Bizler Rabbimiz’in istediği şekilde Müslümanlar olursak yirmi Müslüman iki yüz kafire; yüz Müslüman da bin kafire bedeldir: “… Eğer sizden sabırlı yirmi kişi bulunursa, iki yüze (kâfire) galip gelirler. Eğer sizden yüz kişi olursa, kâfir olanlardan bin kişiye galip gelirler.” (Enfâl, 8/65).
Rabbimiz biz Müslümanlardaki zafiyeti ve sabırsızlığı görünce yani belki karşısında istediği Müslüman olmayınca bu sefer yüz Müslüman’ın iki yüz kafire galip geleceğini bildirmektedir: “Şimdi Allah, yükünüzü hafifletti; sizde zayıflık olduğunu bildi. O halde sizden sabırlı yüz kişi bulunursa, (onlardan) iki yüz kişiye galip gelir. Ve eğer sizden bin kişi olursa, Allah’ın izniyle (onlardan) iki bin kişiye galip gelirler. Allah sabredenlerle beraberdir.” (Enfâl, 8/66).
Müslümanlardaki zaaf daha fazla olunca iki milyara yaklaşan nüfuslarıyla beş on milyon kâfirle baş edemez hale geldiler. Müslümanların güçsüzlüğünü gören dünya âdetâ leş kargaları gibi üzerlerine üşüştü.
Tarihi tecrübelerimiz göstermiştir ki küfür tek millettir. Onların dinine girmediğimiz sürece onlar bizden razı olmazlar ve bizi düşman olarak görmeye devam ederler. Gerçek anlamda sadece Müslümanlar dostumuzdur. “Sen onların dinlerine uymadıkça Yahudiler de Hıristiyanlar da senden asla memnun kalmayacaklardır.” (Bakara, 2/120). Dünya, bugün Müslümanların yok olması için birlik olmuş durumdadır. Çünkü bilirler ki, Müslümanlar, tuzakların farkına vardıklarında oyunları bozulacak ve masada ben de varım diyecektir. Müslümanların masada olması istenmemektedir. Çünkü Müslümanlar akıllarını başlarına toplarlarsa şu anda onların işgal ettikleri/etmek istedikleri Kudüs ve Mescid-i Aksâ gibi yerlerle ilgili haklarını da alacaklarını bilirler.
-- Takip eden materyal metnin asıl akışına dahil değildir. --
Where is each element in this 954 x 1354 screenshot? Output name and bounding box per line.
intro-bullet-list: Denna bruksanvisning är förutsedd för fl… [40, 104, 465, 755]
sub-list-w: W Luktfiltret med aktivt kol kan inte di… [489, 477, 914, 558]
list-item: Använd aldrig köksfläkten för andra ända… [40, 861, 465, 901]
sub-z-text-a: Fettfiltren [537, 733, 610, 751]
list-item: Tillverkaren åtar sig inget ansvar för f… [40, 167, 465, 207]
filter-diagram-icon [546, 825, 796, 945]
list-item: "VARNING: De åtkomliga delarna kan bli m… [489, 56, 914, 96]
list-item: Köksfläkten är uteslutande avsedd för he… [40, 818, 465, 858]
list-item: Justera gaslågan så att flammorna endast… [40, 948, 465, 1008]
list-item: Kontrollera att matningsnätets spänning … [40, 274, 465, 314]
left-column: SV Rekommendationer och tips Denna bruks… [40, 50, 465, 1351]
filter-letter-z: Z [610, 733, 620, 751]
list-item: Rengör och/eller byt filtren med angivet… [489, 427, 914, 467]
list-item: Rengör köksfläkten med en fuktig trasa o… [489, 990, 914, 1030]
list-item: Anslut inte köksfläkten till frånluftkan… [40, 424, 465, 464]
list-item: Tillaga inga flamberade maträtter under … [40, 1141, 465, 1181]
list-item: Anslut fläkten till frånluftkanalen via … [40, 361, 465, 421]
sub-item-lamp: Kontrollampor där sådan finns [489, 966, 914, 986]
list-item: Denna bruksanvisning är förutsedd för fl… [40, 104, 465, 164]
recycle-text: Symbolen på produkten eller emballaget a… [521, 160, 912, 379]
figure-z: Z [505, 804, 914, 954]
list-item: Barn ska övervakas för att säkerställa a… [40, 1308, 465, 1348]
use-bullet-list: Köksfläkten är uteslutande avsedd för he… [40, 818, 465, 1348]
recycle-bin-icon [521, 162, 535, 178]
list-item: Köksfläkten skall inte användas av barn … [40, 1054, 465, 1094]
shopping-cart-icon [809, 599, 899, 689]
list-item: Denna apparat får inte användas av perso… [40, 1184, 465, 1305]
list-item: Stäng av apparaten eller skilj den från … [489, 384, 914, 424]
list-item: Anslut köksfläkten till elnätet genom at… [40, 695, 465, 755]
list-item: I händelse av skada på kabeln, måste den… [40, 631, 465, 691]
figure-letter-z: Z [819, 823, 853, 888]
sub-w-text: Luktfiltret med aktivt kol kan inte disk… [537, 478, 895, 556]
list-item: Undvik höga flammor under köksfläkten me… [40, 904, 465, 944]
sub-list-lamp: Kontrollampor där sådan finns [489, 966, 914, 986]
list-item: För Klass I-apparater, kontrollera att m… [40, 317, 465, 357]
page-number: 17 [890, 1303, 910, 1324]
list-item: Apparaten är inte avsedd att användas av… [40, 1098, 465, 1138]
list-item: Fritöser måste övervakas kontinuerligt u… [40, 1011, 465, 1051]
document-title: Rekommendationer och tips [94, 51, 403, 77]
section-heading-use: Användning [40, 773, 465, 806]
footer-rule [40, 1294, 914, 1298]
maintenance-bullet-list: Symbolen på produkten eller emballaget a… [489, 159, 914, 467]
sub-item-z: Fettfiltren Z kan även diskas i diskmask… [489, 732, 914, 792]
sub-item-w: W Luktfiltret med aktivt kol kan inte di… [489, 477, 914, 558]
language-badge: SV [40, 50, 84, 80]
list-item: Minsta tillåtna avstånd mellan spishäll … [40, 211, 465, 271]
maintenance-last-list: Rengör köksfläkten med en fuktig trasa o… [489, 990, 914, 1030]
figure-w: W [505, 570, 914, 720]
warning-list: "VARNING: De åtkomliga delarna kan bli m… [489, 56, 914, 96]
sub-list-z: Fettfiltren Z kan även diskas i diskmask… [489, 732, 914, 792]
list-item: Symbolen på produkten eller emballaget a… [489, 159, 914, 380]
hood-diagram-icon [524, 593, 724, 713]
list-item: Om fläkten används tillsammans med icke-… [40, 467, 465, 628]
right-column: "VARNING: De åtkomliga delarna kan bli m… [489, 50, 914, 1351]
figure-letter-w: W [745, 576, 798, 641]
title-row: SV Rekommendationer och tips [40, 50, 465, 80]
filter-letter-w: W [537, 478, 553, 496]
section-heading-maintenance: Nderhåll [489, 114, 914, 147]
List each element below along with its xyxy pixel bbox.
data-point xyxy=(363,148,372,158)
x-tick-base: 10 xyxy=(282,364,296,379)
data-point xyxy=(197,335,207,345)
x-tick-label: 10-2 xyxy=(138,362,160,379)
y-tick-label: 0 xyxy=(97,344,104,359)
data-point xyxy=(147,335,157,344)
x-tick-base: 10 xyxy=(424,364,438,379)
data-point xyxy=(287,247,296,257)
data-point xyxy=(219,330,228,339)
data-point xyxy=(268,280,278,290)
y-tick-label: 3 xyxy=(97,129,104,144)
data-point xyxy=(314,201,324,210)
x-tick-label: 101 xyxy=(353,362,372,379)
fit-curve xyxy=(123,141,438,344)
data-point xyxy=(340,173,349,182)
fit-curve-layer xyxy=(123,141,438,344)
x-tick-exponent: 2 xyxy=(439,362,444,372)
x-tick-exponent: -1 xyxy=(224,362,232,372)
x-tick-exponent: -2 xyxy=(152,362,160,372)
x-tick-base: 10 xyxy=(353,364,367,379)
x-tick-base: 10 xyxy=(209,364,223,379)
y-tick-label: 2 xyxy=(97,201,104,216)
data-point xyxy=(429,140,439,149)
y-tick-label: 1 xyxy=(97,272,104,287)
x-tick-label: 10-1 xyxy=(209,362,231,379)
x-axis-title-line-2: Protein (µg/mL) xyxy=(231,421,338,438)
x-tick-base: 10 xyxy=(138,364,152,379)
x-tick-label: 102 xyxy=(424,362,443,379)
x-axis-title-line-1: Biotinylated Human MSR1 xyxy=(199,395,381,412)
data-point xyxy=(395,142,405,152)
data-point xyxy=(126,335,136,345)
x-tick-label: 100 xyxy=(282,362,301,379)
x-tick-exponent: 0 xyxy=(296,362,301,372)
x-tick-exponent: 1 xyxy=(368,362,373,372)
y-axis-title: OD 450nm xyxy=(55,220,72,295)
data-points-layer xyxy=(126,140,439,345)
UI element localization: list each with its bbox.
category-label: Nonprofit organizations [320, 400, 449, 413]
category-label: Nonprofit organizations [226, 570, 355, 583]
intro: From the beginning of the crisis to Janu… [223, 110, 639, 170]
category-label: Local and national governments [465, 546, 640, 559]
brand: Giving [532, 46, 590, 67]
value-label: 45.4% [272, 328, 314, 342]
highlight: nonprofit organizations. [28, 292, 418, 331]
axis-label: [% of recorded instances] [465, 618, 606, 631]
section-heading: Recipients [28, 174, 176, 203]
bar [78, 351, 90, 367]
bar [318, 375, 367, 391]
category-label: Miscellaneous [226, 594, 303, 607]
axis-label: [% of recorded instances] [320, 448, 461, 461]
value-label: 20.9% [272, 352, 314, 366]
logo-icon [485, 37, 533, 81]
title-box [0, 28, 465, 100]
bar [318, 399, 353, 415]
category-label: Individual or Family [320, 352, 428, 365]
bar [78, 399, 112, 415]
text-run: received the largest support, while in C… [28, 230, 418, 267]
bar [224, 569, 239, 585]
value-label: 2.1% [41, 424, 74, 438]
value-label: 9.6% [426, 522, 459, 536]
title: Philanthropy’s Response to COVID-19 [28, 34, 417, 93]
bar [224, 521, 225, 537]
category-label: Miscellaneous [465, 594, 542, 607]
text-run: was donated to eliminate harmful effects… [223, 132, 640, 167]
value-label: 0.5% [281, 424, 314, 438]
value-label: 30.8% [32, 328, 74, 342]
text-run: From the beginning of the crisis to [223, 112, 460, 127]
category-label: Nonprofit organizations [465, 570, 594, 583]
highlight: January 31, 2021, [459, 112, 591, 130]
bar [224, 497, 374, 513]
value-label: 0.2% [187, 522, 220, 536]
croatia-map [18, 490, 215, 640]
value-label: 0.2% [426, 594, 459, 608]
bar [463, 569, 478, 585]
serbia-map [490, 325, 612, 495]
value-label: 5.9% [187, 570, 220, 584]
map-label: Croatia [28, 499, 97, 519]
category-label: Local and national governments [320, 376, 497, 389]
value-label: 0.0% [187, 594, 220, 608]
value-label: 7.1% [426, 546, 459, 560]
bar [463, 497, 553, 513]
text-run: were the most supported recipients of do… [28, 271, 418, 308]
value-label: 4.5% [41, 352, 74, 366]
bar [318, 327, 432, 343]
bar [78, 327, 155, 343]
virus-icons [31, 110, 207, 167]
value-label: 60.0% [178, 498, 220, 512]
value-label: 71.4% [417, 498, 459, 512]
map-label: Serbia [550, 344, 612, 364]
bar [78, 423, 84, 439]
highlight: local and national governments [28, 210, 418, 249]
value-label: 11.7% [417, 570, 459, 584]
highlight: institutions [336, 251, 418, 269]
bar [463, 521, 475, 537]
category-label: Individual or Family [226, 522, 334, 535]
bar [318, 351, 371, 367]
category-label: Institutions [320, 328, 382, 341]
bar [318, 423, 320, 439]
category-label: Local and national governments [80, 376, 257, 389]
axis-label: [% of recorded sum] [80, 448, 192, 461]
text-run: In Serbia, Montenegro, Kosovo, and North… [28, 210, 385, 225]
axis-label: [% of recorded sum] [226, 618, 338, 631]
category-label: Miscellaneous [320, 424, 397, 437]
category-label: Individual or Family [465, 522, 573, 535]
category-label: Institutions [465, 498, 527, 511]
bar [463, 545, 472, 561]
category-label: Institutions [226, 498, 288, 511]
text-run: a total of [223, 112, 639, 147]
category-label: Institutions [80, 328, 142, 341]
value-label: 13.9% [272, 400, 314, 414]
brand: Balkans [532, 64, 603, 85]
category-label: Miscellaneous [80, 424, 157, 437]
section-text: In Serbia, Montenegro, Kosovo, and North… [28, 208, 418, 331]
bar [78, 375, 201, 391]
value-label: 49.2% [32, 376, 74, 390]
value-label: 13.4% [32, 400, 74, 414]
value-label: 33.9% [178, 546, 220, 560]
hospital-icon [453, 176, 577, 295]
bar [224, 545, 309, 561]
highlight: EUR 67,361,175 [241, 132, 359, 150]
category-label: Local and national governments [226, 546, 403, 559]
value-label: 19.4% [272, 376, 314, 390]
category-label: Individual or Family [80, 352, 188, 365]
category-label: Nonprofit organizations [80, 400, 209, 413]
Allah, kafirlerin kalbine korku salmıştır (Âl-i İmrân, 3/151). Onlar ancak, güçlü silahlarla, çelik yeleklerle, muhkem kalelerin arkasına saklanarak elinde sapandan başka silahı olmayan on dört on beş yaşında çocuklara karşı koyabilirler. “Onlar müstahkem şehirlerde veya siperler arkasında bulunmaksızın sizinle toplu halde savaşamazlar. Kendi aralarındaki savaşları ise çetindir. Sen onları derli toplu sanırsın, hâlbuki kalpleri darmadağınıktır. Böyledir, çünkü onlar aklını kullanmayan bir topluluktur.” (Haşr, 59/14).
Sonuç olarak, “Kudüs İslam’ındır” ve bu mübârek şehri bir oldu bitti ile kaybetmek istemiyorsak kardeşliğimizi daha fazla güçlendirerek, sesimizi en gür bir şekilde yükselterek haykırmalıyız.